There were known “bad boys” rumoured to be members of the UVF, in the nearby village of Clough. Some local Protestants who had been in the notorious “B Specials” element of the police in pre-Troubles days had gone on to join the Ulster Defence Regiment of the British Army. Others had joined the UVF. Some had joined both. Mahon says that as they drove past the Heights that night someone commented that it was just the sort of isolated place that would be easily targeted.

"The Greysteel massacre was still in people's minds," he says. That attack on a rural pub by another loyalist gang had happened in 1993.

Several people talk of a sense from early on in the period after the massacre that there was “something not quite right” about the investigation. “We are a law-abiding community and people did trust the police to do their job – but I do remember my Mummy saying that on the night it happened, one of my aunties came and said that the bodies should not be left alone in the bar because the police might plant something on them,” says Rogan. Another man recalls a grief-stricken relative shouting at the police “you bastards, you’re in this up to your necks”.

‘Taigs out’

“Protestants, Catholics and dissenters” have always been welcomed in the Heights, says O’Toole. “Some of our Protestant neighbours came and said to us they were ashamed of what happened and that it wasn’t done in their name,” he says. “I always say, don’t be stupid, this wasn’t done by Protestants it was done by sectarian bigots.”

People are proud to say they are from Loughinisland. We are going to take this documentary to the four corners of the earth

A notorious loyalist from Clough is believed to have been the instigator of the murder of local Catholic teenager James Morgan, a relative of the O’Tooles, in 1997. He was not prosecuted.

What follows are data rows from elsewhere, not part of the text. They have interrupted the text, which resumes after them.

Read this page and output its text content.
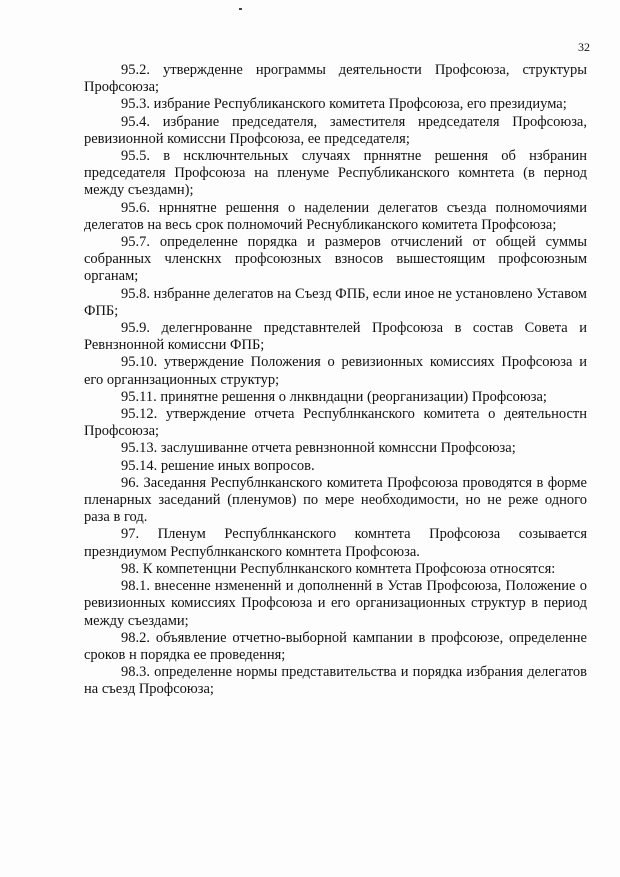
32

95.2. утвержденне нрограммы деятельности Профсоюза, структуры Профсоюза;

95.3. избрание Республиканского комитета Профсоюза, его президиума;

95.4. избрание председателя, заместителя нредседателя Профсоюза, ревизионной комиссни Профсоюза, ее председателя;

95.5. в нсключнтельных случаях прннятне решення об нзбранин председателя Профсоюза на пленуме Республиканского комнтета (в пернод между съездамн);

95.6. нрннятне решення о наделении делегатов съезда полномочиями делегатов на весь срок полномочий Реснубликанского комитета Профсоюза;

95.7. определенне порядка и размеров отчислений от общей суммы собранных членскнх профсоюзных взносов вышестоящим профсоюзным органам;

95.8. нзбранне делегатов на Съезд ФПБ, если иное не установлено Уставом ФПБ;

95.9. делегнрованне представнтелей Профсоюза в состав Совета и Ревнзнонной комиссни ФПБ;

95.10. утверждение Положения о ревизионных комиссиях Профсоюза и его органнзационных структур;

95.11. принятне решення о лнквндацни (реорганизации) Профсоюза;

95.12. утверждение отчета Республнканского комитета о деятельностн Профсоюза;

95.13. заслушиванне отчета ревнзнонной комнссни Профсоюза;

95.14. решение иных вопросов.

96. Заседання Республнканского комитета Профсоюза проводятся в форме пленарных заседаний (пленумов) по мере необходимости, но не реже одного раза в год.

97. Пленум Республнканского комнтета Профсоюза созывается презндиумом Республнканского комнтета Профсоюза.

98. К компетенцни Республнканского комнтета Профсоюза относятся:

98.1. внесенне нзмененнй и дополненнй в Устав Профсоюза, Положение о ревизионных комиссиях Профсоюза и его организационных структур в период между съездами;

98.2. объявление отчетно-выборной кампании в профсоюзе, определенне сроков н порядка ее проведення;

98.3. определенне нормы представительства и порядка избрания делегатов на съезд Профсоюза;
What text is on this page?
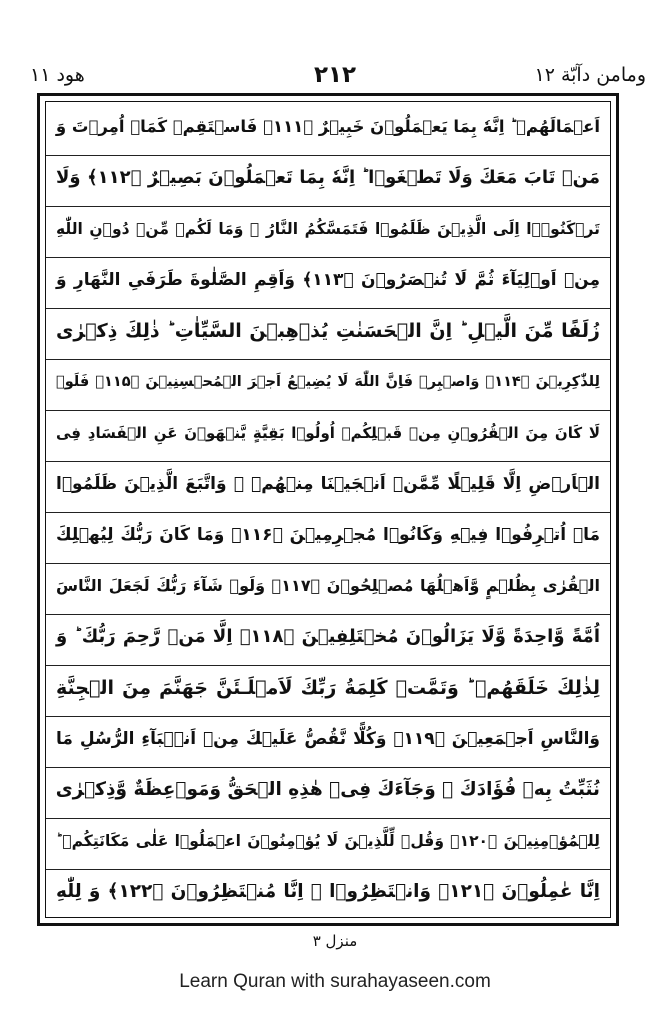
ومامن دآبّة ١٢
٢١٢
ھود ١١
اَعۡمَالَهُمۡ ؕ اِنَّهٗ بِمَا یَعۡمَلُوۡنَ خَبِیۡرٌ ﴿۱۱۱﴾ فَاسۡتَقِمۡ كَمَاۤ اُمِرۡتَ وَ
مَنۡ تَابَ مَعَكَ وَلَا تَطۡغَوۡا ؕ اِنَّهٗ بِمَا تَعۡمَلُوۡنَ بَصِیۡرٌ ﴿۱۱۲﴾ وَلَا
تَرۡكَنُوۡۤا اِلَی الَّذِیۡنَ ظَلَمُوۡا فَتَمَسَّكُمُ النَّارُ ۙ وَمَا لَكُمۡ مِّنۡ دُوۡنِ اللّٰهِ
مِنۡ اَوۡلِیَآءَ ثُمَّ لَا تُنۡصَرُوۡنَ ﴿۱۱۳﴾ وَاَقِمِ الصَّلٰوةَ طَرَفَیِ النَّهَارِ وَ
زُلَفًا مِّنَ الَّیۡلِ ؕ اِنَّ الۡحَسَنٰتِ یُذۡهِبۡنَ السَّیِّاٰتِ ؕ ذٰلِكَ ذِكۡرٰی
لِلذّٰكِرِیۡنَ ﴿۱۱۴﴾ وَاصۡبِرۡ فَاِنَّ اللّٰهَ لَا یُضِیۡعُ اَجۡرَ الۡمُحۡسِنِیۡنَ ﴿۱۱۵﴾ فَلَوۡ
لَا كَانَ مِنَ الۡقُرُوۡنِ مِنۡ قَبۡلِكُمۡ اُولُوۡا بَقِیَّةٍ یَّنۡهَوۡنَ عَنِ الۡفَسَادِ فِی
الۡاَرۡضِ اِلَّا قَلِیۡلًا مِّمَّنۡ اَنۡجَیۡنَا مِنۡهُمۡ ۚ وَاتَّبَعَ الَّذِیۡنَ ظَلَمُوۡا
مَاۤ اُتۡرِفُوۡا فِیۡهِ وَكَانُوۡا مُجۡرِمِیۡنَ ﴿۱۱۶﴾ وَمَا كَانَ رَبُّكَ لِیُهۡلِكَ
الۡقُرٰی بِظُلۡمٍ وَّاَهۡلُهَا مُصۡلِحُوۡنَ ﴿۱۱۷﴾ وَلَوۡ شَآءَ رَبُّكَ لَجَعَلَ النَّاسَ
اُمَّةً وَّاحِدَةً وَّلَا یَزَالُوۡنَ مُخۡتَلِفِیۡنَ ﴿۱۱۸﴾ اِلَّا مَنۡ رَّحِمَ رَبُّكَ ؕ وَ
لِذٰلِكَ خَلَقَهُمۡ ؕ وَتَمَّتۡ كَلِمَةُ رَبِّكَ لَاَمۡلَـئَنَّ جَهَنَّمَ مِنَ الۡجِنَّةِ
وَالنَّاسِ اَجۡمَعِیۡنَ ﴿۱۱۹﴾ وَكُلًّا نَّقُصُّ عَلَیۡكَ مِنۡ اَنۡۢبَآءِ الرُّسُلِ مَا
نُثَبِّتُ بِهٖ فُؤَادَكَ ۚ وَجَآءَكَ فِیۡ هٰذِهِ الۡحَقُّ وَمَوۡعِظَةٌ وَّذِكۡرٰی
لِلۡمُؤۡمِنِیۡنَ ﴿۱۲۰﴾ وَقُلۡ لِّلَّذِیۡنَ لَا یُؤۡمِنُوۡنَ اعۡمَلُوۡا عَلٰی مَكَانَتِكُمۡ ؕ
اِنَّا عٰمِلُوۡنَ ﴿۱۲۱﴾ وَانۡتَظِرُوۡا ۚ اِنَّا مُنۡتَظِرُوۡنَ ﴿۱۲۲﴾ وَ لِلّٰهِ
منزل ٣
Learn Quran with surahayaseen.com
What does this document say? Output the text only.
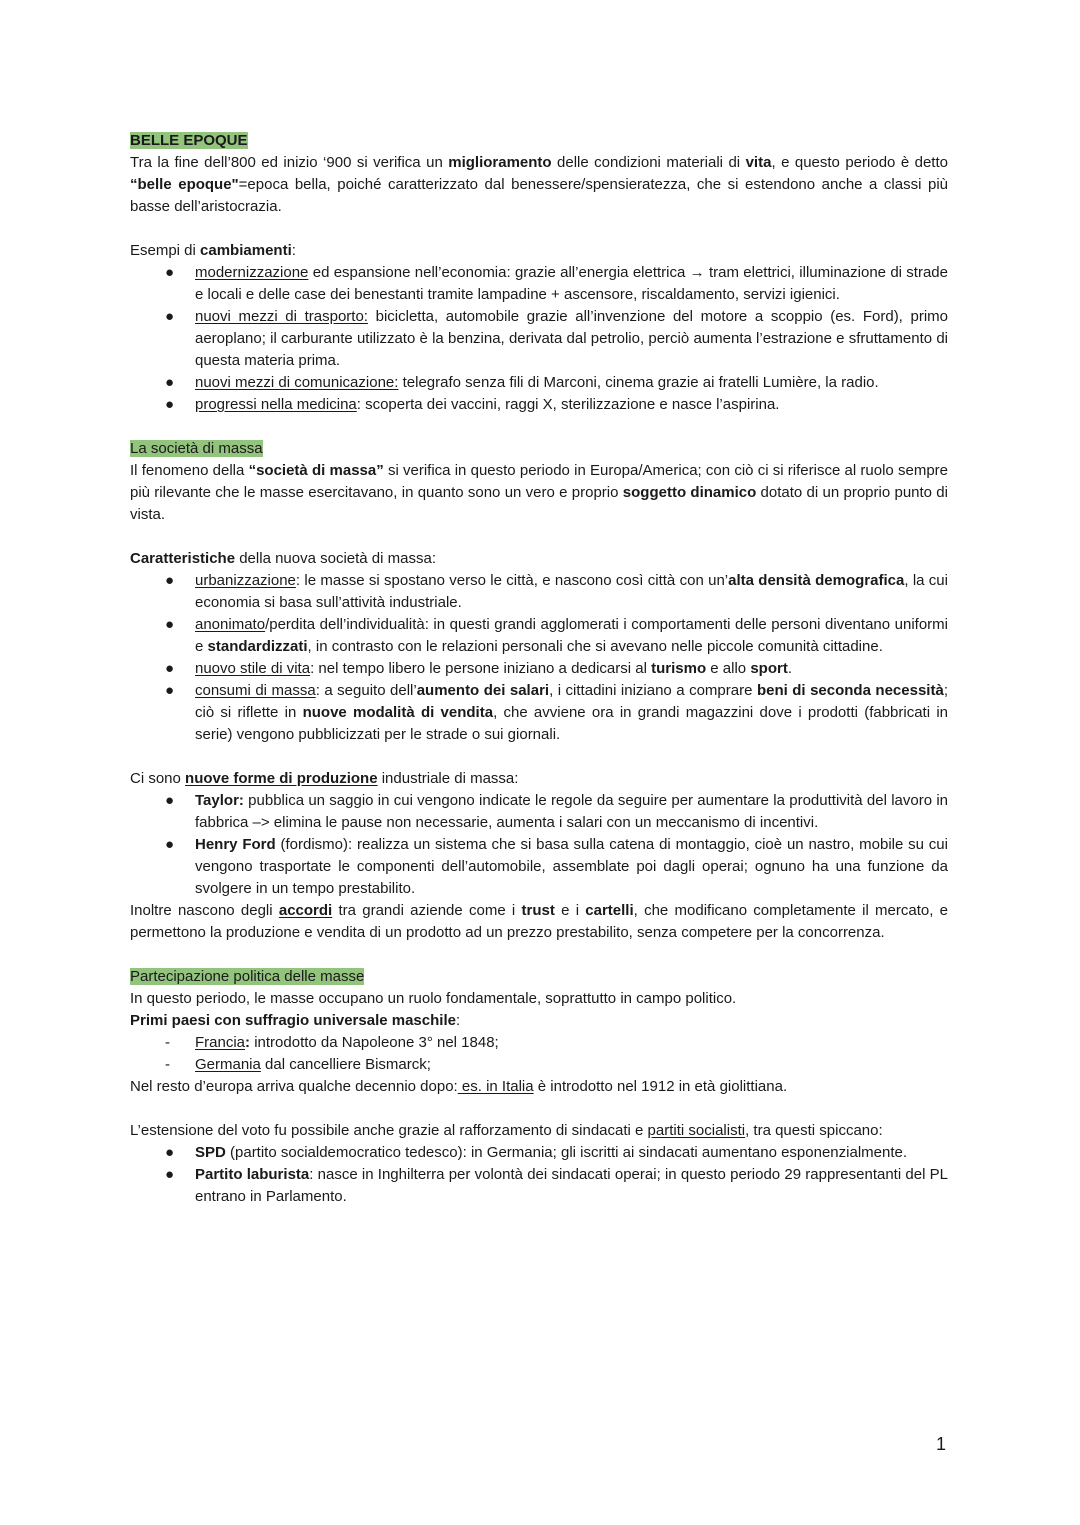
BELLE EPOQUE

Tra la fine dell’800 ed inizio ‘900 si verifica un miglioramento delle condizioni materiali di vita, e questo periodo è detto “belle epoque"=epoca bella, poiché caratterizzato dal benessere/spensieratezza, che si estendono anche a classi più basse dell’aristocrazia.

Esempi di cambiamenti:

● modernizzazione ed espansione nell’economia: grazie all’energia elettrica → tram elettrici, illuminazione di strade e locali e delle case dei benestanti tramite lampadine + ascensore, riscaldamento, servizi igienici.
● nuovi mezzi di trasporto: bicicletta, automobile grazie all’invenzione del motore a scoppio (es. Ford), primo aeroplano; il carburante utilizzato è la benzina, derivata dal petrolio, perciò aumenta l’estrazione e sfruttamento di questa materia prima.
● nuovi mezzi di comunicazione: telegrafo senza fili di Marconi, cinema grazie ai fratelli Lumière, la radio.
● progressi nella medicina: scoperta dei vaccini, raggi X, sterilizzazione e nasce l’aspirina.

La società di massa

Il fenomeno della “società di massa” si verifica in questo periodo in Europa/America; con ciò ci si riferisce al ruolo sempre più rilevante che le masse esercitavano, in quanto sono un vero e proprio soggetto dinamico dotato di un proprio punto di vista.

Caratteristiche della nuova società di massa:

● urbanizzazione: le masse si spostano verso le città, e nascono così città con un’alta densità demografica, la cui economia si basa sull’attività industriale.
● anonimato/perdita dell’individualità: in questi grandi agglomerati i comportamenti delle personi diventano uniformi e standardizzati, in contrasto con le relazioni personali che si avevano nelle piccole comunità cittadine.
● nuovo stile di vita: nel tempo libero le persone iniziano a dedicarsi al turismo e allo sport.
● consumi di massa: a seguito dell’aumento dei salari, i cittadini iniziano a comprare beni di seconda necessità; ciò si riflette in nuove modalità di vendita, che avviene ora in grandi magazzini dove i prodotti (fabbricati in serie) vengono pubblicizzati per le strade o sui giornali.

Ci sono nuove forme di produzione industriale di massa:

● Taylor: pubblica un saggio in cui vengono indicate le regole da seguire per aumentare la produttività del lavoro in fabbrica –> elimina le pause non necessarie, aumenta i salari con un meccanismo di incentivi.
● Henry Ford (fordismo): realizza un sistema che si basa sulla catena di montaggio, cioè un nastro, mobile su cui vengono trasportate le componenti dell’automobile, assemblate poi dagli operai; ognuno ha una funzione da svolgere in un tempo prestabilito.

Inoltre nascono degli accordi tra grandi aziende come i trust e i cartelli, che modificano completamente il mercato, e permettono la produzione e vendita di un prodotto ad un prezzo prestabilito, senza competere per la concorrenza.

Partecipazione politica delle masse

In questo periodo, le masse occupano un ruolo fondamentale, soprattutto in campo politico.

Primi paesi con suffragio universale maschile:

- Francia: introdotto da Napoleone 3° nel 1848;
- Germania dal cancelliere Bismarck;

Nel resto d’europa arriva qualche decennio dopo: es. in Italia è introdotto nel 1912 in età giolittiana.

L’estensione del voto fu possibile anche grazie al rafforzamento di sindacati e partiti socialisti, tra questi spiccano:

● SPD (partito socialdemocratico tedesco): in Germania; gli iscritti ai sindacati aumentano esponenzialmente.
● Partito laburista: nasce in Inghilterra per volontà dei sindacati operai; in questo periodo 29 rappresentanti del PL entrano in Parlamento.
1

In the village huge union jacks and a few Ulster flags hang from lampposts. A crudely painted sign appeared a few weeks ago outside a site on which new houses are to be built. “Taigs out,” it said.

Mahon says one of the men watching the Copenhagen match on Saturday was in the pub on the night of the massacre. He gestures to him to come over and speak to The Irish Times. The man looks over with sad eyes and shakes his head briefly.

“What happened that night happened to everybody. It affected everybody. It still does,” says Rogan. “People are proud to say they are from Loughinisland. We are going to take this documentary to the four corners of the earth. But still. It doesn’t matter where we go or who we talk to – it doesn’t change the fact that the six men aren’t coming back.”